From the first meeting, it was obvious we were all on the right track. We number 13 now, and it's been rewarding to watch the group grow and friendships form. Our meetings have also become a much needed "girl's night out."

So what have you read over the past year?
We like to alternate between fiction and nonfiction; these are our most recent reads:
The Red Scorpion (Kivisalo)
Jordan's Crossing (Arthur)
Sin, Salvation and
   Shadowmancer (Taylor)
Delivered with Love (Kyle)
Choosing to See (Chapman)
The Falcon and the Sparrow
Kisses from Katie (Davis)

Any all-time favorites?
Our nonfiction favorites are stories that touch us and teach us something. The following are amazing:
Bridge Called Hope (Meeder)
Choosing To See (Chapman)
Lulu (Auger)
Voice in the Night (Surprise)
I Dared to Call Him Father

Our favorite fiction includes wonderfully written books that make us laugh and cry:
Shiloh Autumn (Thoene)  ♦  Passing By Samaria (Foster)  ♦  Splitting Harriet (Leigh)  ♦  The Trial (Whitlow)  ♦  Christmas at Harrington's (Carlson)  ♦  At the Scent of Water (Nichols).

Which books led to really great discussions?
Some of our best discussions have been about books that we didn't really enjoy. It's always interesting to hear why and often more challenging to discuss these particular books. [Ah, yes! See our LitBlog post. —Ed.]

Where do you hold your meetings?
Our meetings are usually held at Sherree's home or Perkins Restaurant—they have a great room for groups. We've also had a couple of special meetings at other members' homes.

You've had some neat meetings themed to your books. Tell us about them.
Voice in the Night (Sheikh) took place in Africa, so we had an African stew and Lime Cake (also African) for dessert. A couple of us wore tribal headdresses.
Through the Fire (Grady) inspired us to visit our local firehouse. We took some baked goods for the firefighters and were treated to a tour (see photo). Then we headed off to a local restaurant for "firehouse" chili!
We met at one member's home to watch the 2010 movie based on The Trial by Robert Whitlow.
Bridge Called Hope (Meeder) deals with adoption of neglected horses and pairing them with hurting children. We met at the home of one of our members who owns horses. She demonstrated the process of lunging, and we all got to meet her horses up close and personal. It was a real treat. (See photo.)
Choosing to See (Chapman) turned out to be one of our most powerful meetings. The author talks about the death of one of her children and includes information on adoptions in China. One of our members did a PowerPoint presentation for us: she had traveled to China for a week to help teach orphanage staff members who work with autistic children—she was in one of the very places that Mary Beth helped start up. We also had a speaker who had suffered the loss of a child and had adopted. It was a very powerful and touching meeting.
You also play games during your meetings, right?
Yes. Sometimes we ask trivia questions about a particular book or area where the book took place. Other times we play word games or take a multiple choice quiz matching authors to titles. We've even played one of LitLovers games—Literary Grab Bag. We're always looking for new ideas.

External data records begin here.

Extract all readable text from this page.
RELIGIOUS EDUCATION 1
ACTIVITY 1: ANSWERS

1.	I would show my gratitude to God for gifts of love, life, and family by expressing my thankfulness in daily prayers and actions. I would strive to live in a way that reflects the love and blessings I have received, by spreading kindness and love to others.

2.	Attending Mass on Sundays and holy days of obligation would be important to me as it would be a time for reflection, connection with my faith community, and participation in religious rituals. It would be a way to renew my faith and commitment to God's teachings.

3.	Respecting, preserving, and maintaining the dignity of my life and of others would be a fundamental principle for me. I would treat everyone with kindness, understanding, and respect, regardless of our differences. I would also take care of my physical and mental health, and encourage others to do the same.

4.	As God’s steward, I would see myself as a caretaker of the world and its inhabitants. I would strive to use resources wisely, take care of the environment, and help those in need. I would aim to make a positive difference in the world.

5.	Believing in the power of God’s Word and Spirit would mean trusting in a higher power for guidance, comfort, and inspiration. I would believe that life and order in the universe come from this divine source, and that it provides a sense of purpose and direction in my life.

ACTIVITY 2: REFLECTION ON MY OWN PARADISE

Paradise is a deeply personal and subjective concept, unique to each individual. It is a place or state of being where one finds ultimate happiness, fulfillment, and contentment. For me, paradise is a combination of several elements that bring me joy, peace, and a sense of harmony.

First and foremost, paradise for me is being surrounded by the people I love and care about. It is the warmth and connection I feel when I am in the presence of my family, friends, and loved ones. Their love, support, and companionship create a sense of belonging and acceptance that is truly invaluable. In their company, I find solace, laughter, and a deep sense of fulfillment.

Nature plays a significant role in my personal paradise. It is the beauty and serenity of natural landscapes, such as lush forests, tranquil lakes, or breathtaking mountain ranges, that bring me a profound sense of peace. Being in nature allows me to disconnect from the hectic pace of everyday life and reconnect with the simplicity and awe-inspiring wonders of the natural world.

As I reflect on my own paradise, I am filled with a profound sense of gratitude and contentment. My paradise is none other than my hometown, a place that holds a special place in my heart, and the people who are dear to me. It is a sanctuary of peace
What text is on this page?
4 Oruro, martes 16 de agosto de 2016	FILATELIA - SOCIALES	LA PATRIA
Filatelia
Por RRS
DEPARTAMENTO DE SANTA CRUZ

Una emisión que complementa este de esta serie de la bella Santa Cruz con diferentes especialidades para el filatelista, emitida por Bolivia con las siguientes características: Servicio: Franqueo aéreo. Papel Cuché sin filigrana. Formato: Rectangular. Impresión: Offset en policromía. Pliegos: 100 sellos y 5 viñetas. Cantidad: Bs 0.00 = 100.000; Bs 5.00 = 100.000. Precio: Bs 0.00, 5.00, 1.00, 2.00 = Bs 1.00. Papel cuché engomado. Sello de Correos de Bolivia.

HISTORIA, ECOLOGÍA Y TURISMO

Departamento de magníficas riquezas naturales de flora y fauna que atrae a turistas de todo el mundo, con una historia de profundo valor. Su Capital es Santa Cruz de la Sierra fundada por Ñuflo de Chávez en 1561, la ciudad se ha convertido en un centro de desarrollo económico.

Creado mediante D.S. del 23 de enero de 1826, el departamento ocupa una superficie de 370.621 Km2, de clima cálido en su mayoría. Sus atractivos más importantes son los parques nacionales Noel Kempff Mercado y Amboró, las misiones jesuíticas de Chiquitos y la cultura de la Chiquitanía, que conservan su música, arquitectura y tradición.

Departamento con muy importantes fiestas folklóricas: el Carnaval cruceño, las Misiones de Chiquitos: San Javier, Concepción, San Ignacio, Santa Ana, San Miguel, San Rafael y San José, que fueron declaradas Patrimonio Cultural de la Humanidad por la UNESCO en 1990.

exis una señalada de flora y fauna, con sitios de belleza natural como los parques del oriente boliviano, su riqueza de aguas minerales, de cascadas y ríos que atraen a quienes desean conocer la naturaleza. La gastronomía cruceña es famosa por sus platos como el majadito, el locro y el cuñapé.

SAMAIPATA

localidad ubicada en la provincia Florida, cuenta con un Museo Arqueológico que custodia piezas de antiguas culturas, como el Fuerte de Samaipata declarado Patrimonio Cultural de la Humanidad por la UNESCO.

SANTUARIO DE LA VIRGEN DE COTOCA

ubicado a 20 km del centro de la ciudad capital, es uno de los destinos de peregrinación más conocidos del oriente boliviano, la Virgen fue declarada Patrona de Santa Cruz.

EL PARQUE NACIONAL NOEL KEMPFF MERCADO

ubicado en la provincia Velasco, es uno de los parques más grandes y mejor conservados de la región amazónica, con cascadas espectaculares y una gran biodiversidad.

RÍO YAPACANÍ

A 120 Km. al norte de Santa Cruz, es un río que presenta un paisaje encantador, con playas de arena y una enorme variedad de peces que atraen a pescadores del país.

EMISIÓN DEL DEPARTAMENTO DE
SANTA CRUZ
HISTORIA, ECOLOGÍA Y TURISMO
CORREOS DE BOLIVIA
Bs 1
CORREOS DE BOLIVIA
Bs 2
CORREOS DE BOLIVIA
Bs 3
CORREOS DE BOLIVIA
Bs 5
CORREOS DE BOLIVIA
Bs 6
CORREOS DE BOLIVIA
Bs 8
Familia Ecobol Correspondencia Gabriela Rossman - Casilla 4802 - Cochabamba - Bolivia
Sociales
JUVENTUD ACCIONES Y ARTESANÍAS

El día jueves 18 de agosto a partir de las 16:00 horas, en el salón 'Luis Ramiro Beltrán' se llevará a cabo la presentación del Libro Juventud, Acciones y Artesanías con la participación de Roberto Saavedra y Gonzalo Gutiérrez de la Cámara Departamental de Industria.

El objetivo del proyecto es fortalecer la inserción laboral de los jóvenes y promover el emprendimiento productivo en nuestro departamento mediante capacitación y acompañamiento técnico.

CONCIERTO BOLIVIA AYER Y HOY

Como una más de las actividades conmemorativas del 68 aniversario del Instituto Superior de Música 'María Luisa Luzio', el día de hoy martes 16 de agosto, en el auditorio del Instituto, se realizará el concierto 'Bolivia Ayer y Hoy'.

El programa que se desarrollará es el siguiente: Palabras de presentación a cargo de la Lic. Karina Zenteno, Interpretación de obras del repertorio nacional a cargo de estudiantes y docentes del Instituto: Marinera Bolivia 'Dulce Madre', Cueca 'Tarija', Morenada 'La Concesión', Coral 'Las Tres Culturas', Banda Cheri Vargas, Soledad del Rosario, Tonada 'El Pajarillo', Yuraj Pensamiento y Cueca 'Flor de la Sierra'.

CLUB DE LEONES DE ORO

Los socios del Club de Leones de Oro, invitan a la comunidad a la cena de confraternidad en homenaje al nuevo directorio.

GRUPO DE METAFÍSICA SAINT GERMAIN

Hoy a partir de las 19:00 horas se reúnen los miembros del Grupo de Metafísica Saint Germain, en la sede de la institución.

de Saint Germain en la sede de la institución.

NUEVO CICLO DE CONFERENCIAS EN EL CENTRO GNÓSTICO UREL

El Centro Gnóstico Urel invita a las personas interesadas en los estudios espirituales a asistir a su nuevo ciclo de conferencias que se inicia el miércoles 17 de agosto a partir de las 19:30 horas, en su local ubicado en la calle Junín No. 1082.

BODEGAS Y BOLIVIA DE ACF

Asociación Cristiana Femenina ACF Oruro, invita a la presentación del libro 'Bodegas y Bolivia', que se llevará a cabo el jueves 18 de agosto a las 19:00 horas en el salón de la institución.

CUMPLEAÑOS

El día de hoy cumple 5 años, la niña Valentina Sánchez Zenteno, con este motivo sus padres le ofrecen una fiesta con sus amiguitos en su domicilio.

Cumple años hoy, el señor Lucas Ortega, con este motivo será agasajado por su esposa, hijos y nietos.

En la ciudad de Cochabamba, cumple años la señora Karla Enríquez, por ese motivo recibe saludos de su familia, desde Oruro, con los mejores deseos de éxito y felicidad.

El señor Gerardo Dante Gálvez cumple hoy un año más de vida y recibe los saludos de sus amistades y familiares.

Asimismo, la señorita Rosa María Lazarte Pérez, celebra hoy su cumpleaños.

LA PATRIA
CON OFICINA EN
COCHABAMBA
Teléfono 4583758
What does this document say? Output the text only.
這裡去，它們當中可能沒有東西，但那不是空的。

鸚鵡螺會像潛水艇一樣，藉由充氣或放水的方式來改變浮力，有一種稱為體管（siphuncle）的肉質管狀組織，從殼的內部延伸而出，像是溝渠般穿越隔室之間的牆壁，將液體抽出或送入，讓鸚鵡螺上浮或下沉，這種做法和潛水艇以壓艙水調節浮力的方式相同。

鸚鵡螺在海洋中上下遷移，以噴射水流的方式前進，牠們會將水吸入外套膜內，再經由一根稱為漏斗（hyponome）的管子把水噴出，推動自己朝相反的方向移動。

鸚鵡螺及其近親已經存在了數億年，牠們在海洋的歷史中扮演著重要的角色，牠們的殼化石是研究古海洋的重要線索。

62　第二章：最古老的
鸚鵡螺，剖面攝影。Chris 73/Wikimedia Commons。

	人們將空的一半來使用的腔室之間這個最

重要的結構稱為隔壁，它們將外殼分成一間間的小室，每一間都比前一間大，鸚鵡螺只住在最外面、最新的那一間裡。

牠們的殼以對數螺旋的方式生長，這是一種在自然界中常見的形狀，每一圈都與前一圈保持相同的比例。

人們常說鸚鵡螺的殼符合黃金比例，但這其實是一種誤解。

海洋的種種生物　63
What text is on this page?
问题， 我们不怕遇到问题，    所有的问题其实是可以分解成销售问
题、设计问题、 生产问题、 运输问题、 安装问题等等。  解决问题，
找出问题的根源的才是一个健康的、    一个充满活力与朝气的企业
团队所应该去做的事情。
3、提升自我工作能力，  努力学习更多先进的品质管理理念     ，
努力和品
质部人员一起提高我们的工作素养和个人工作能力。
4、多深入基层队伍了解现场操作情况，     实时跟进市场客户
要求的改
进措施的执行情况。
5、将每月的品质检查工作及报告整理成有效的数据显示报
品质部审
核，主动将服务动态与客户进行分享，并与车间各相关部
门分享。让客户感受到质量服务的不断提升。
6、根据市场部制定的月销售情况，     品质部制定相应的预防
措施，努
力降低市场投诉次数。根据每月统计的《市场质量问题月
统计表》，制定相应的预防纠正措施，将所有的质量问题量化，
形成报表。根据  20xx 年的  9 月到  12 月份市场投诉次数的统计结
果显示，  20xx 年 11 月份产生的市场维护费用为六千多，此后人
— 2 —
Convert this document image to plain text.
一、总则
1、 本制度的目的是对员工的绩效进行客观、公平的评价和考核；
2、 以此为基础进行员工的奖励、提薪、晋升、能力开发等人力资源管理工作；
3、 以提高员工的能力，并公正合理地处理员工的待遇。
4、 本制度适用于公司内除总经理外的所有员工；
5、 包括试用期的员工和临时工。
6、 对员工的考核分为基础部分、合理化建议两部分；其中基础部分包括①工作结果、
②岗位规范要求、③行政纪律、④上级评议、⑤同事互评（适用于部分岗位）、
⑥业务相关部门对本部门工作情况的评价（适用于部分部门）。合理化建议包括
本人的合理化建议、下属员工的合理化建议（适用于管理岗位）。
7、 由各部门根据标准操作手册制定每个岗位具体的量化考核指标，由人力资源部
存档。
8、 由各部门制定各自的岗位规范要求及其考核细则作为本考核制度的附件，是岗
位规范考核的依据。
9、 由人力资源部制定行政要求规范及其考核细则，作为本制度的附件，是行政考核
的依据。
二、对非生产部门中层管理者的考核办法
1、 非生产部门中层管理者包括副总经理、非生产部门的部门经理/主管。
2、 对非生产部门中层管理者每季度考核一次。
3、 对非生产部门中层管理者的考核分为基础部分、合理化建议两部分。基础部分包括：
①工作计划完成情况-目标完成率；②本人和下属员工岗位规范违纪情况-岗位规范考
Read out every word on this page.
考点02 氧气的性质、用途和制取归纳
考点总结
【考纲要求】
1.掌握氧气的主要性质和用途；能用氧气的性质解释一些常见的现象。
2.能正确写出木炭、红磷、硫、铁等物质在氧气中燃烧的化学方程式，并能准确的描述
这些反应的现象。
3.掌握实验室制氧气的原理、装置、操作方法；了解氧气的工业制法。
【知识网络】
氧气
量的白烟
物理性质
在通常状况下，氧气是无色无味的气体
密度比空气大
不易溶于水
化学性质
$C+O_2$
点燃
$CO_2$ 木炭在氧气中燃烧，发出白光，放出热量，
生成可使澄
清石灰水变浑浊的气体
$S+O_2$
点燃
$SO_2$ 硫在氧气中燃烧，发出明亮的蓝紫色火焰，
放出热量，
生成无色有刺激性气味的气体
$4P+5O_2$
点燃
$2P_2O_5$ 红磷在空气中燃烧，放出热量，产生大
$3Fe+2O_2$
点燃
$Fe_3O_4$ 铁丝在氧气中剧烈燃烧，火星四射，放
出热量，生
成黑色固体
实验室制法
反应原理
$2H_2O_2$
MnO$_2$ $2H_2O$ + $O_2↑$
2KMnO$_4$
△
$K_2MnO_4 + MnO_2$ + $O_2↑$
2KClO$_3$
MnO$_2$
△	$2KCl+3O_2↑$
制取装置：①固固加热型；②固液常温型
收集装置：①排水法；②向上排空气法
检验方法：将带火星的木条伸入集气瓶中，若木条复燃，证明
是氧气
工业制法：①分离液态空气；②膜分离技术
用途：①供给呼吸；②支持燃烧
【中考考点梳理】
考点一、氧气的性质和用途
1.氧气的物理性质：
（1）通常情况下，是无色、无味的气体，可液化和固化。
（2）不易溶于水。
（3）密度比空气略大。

What about community volunteer work?
This Christmas we plan on meeting at the mall to take angels from the Angel Tree. We'll pair off and buy a needed item and a book for each name we take off the tree.

You handed out journals one year. Tell us about that.
Yes, one year at Christmas everyone received a journal to record special thoughts about books or impressions from meetings. At the beginning of each year, anyone can share from her journal.

And for members who miss meetings...?
Sherree emails a "Lit Wit Greeting" via email with pictures and information to keep them up-to-date.

Generally, how would you describe your club and its members?
Our members are inspiring—we always (well, almost always) read our books for the meetings, and we're always excited to get together to discuss our opinions.